CEDAR: Information technology to enhance open science in the fight against COVID-19
CEDAR: Information technology to enhance open science in the fight against COVID-19

Abstract: 

The past few year have seen enormous interest in making scientific data “FAIR”—findable, accessible, interoperable, and reusable. Unfortunately, most scientific datasets are not FAIR, and this problem hinders data sharing precisely when the fast-paced international response to the COVID-19 challenge demands rapid and effective data dissemination. Alas, when left to their own devices, scientists do an absolutely terrible job creating the metadata that describe the experimental datasets that make their way in online repositories.
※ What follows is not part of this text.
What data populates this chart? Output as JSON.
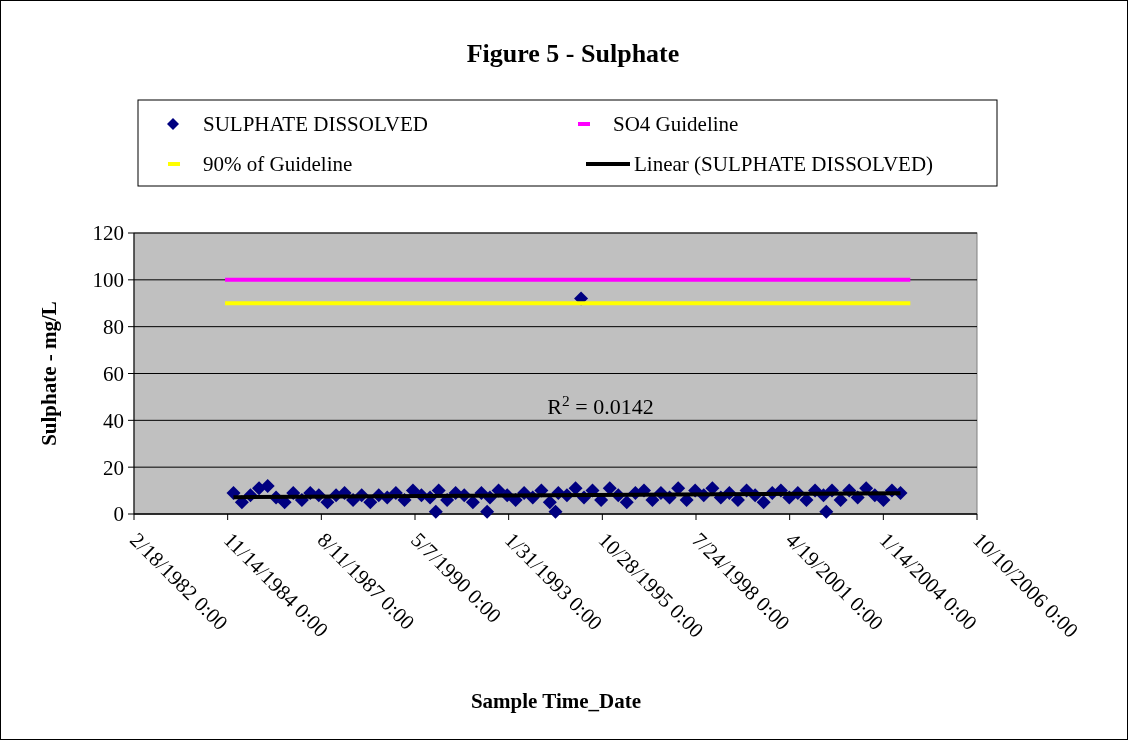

A lack of metadata standardization makes it difficult for other investigators to locate relevant datasets, to reanalyze them, and to integrate those datasets with other data. The need for open science in response to the COVID-19 pandemic highlights the importance of making it easy for investigators to author metadata that adhere to community standards and that describe datasets in reproducible terms. The Center for Expanded Data Annotation and Retrieval (CEDAR) has the goal of enhancing the authoring of comprehensive, standardized metadata to make online datasets more useful to the scientific community. In collaboration with the GO-FAIR International Support and Coordination Office, CEDAR is participating in the Virus Outbreak Data Network to develop robust approaches to the sharing of scientific datasets related to COVID-19. The approach enables scientists to manage libraries of metadata templates and to fill out the templates using terms from standard ontologies and value sets—making the datasets FAIR and immediately accessible and useful to a wide community of investigators.

Bio: 

Dr. Musen is Professor of Biomedical Informatics and of Biomedical Data Science at Stanford University, where he is Director of the Stanford Center for Biomedical Informatics Research. Dr. Musen conducts research related to open science, intelligent systems, computational ontologies, and biomedical decision support. His group developed Protégé, the world’s most widely used technology for building and managing terminologies and ontologies. He served as principal investigator of the National Center for Biomedical Ontology, one of the original National Centers for Biomedical Computing created by the U.S. National Institutes of Heath (NIH). He directs the Center for Expanded Data Annotation and Retrieval (CEDAR), founded under the NIH Big Data to Knowledge Initiative. CEDAR develops semantic technology to ease the authoring and management of biomedical experimental metadata.